6.2 Connecting to a CA

You can edit an existing CA connection or create details for a new one. Configuring the certificates that can be issued is described in section section 6.3, Enabling certificates on a CA.

6.2.1 Recording a new CA

To create a CA connection:

1. From the Configuration category, select Certificate Authorities.

   You can also launch this workflow from the Connections and Notifications section of the More category in the MyID Operator Client. See the Using Connections and Notifications workflows section in the MyID Operator Client guide for details.

2. Click New.

   

3. Select the CA Type from the drop-down list.
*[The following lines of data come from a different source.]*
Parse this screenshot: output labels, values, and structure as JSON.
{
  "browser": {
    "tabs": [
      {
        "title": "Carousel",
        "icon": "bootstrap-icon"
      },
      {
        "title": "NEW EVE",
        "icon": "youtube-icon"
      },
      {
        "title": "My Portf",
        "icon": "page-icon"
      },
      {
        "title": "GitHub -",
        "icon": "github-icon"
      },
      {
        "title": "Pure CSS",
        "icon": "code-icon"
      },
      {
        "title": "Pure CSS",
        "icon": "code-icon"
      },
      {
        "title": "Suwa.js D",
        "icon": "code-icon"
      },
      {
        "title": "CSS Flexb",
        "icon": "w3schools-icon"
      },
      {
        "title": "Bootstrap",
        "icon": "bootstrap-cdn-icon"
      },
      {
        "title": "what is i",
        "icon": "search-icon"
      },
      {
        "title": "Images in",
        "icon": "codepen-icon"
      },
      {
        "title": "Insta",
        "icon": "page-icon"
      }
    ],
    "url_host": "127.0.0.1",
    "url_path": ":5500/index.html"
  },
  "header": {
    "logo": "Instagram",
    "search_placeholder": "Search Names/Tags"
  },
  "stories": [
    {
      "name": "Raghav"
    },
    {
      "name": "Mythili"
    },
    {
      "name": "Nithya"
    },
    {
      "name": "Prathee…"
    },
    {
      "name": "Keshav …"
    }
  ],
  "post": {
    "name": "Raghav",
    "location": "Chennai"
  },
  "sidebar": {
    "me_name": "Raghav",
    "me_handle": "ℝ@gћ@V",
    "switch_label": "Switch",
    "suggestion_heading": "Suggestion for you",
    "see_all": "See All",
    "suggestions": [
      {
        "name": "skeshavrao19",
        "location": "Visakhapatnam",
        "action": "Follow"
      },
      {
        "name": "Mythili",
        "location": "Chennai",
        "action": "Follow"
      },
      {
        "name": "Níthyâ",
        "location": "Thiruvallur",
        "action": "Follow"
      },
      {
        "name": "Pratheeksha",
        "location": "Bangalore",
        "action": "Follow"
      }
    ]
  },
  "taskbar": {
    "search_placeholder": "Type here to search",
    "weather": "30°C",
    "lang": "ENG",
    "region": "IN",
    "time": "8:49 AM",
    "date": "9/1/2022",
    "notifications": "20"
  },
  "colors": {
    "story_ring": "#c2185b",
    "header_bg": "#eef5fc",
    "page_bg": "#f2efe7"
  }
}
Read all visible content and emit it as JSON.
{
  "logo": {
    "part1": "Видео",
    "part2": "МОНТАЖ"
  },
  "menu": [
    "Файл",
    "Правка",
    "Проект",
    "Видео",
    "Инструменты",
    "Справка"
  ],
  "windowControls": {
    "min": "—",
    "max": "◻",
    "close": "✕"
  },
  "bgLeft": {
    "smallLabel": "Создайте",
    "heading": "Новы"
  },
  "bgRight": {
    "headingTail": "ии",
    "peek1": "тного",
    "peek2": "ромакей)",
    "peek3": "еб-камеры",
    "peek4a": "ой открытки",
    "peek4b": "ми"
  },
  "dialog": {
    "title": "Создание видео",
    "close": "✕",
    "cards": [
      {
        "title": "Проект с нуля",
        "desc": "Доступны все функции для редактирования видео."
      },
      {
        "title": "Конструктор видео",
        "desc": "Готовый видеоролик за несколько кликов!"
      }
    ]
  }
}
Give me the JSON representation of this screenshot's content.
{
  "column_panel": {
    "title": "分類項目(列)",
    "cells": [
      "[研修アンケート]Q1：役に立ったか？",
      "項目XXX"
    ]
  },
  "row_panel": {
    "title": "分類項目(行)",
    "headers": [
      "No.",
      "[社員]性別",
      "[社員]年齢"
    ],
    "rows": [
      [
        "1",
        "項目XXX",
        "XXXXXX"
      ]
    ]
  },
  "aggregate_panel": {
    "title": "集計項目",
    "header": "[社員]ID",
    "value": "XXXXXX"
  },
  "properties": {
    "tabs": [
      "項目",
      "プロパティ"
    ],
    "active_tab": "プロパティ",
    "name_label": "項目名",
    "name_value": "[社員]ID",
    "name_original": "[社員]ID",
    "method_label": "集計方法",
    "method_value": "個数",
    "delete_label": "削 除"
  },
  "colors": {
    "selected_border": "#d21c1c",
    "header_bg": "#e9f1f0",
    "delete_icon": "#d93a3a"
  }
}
   You can set the CA Name and CA Description for your CA.

   The rest of the options depend on the type of CA you are using.

   For information on setting the specific options for your CA, see the relevant integration guide.

4. Set the Retry Delays as a semi-colon separated list of elapsed times, in seconds.

   For example, 5;10;20 means:

   • If the first attempt to retrieve details from the CA fails, a second attempt will be made after a 5 second delay.
   • If this second attempt fails, the CA will be contacted again after 10 seconds.
   • Subsequent attempts will be made to retrieve information every 20 seconds, until a response is received.

   If you want to limit the number of retry attempts, enter 0 as the last number in the sequence.

   The default is:

   15;60;60;60;60;120;180;360;3600;86400;0

   This retries after 15 seconds, then after a minute four times, then two minutes, three minutes, six minutes, an hour, 24 hours, then stops.

5. Click Enable CA to make the CA available in MyID.
6. Click Save.

6.2.2 Editing an existing CA

To edit details for an existing CA connection:

1. Select the CA connection from the list and click Edit.
2. You can change the CA Description, Retry Delays and clear or set Enable CA.
3. Click Save.

6.2.3 Deleting a CA

You can delete a CA from the list of available CAs if you no longer need to be able to work with it, or if you created it in error.

Notes:

• You cannot delete the Unmanaged CA.

• If any credentials have been issued that use policies from this CA, you cannot delete the CA.

• If there are policies on the selected CA that are being used by existing credential profiles, you cannot delete the CA. You must first edit or delete the credential profiles that refer to this CA.

To delete a CA:

1. From the Configuration category, select Certificate Authorities.

2. From the CA Name drop-down list, select the certificate authority you want to delete.

   

3. Click Delete.

6.2.3.1 Known issues

• IKB-310 – Error when deleting a CA that has the same path as another CA

  If you erroneously add multiple CAs that have the same path, then attempt to delete one of the CAs, you may see an error similar to:

  An error occurred inside CBOL_ManageCAWeb::DeleteCA Error: 0x80046010 IDispatch error #24080 An error occurred inside CBOL_ManageCAImpl::DeleteCA Error: 0x80046010 : Multiple Records returned Info: CA not uniquely found ------------------------- Exception raised in function: CAImpl::Delete In file CAImpl.cpp at line 514 In object MyIDBOLImpl.BOL_ManageCAImpl.1

  If this error occurs, the CA entry must be deleted from the database manually. For assistance with this, contact customer support, quoting reference IKB-310.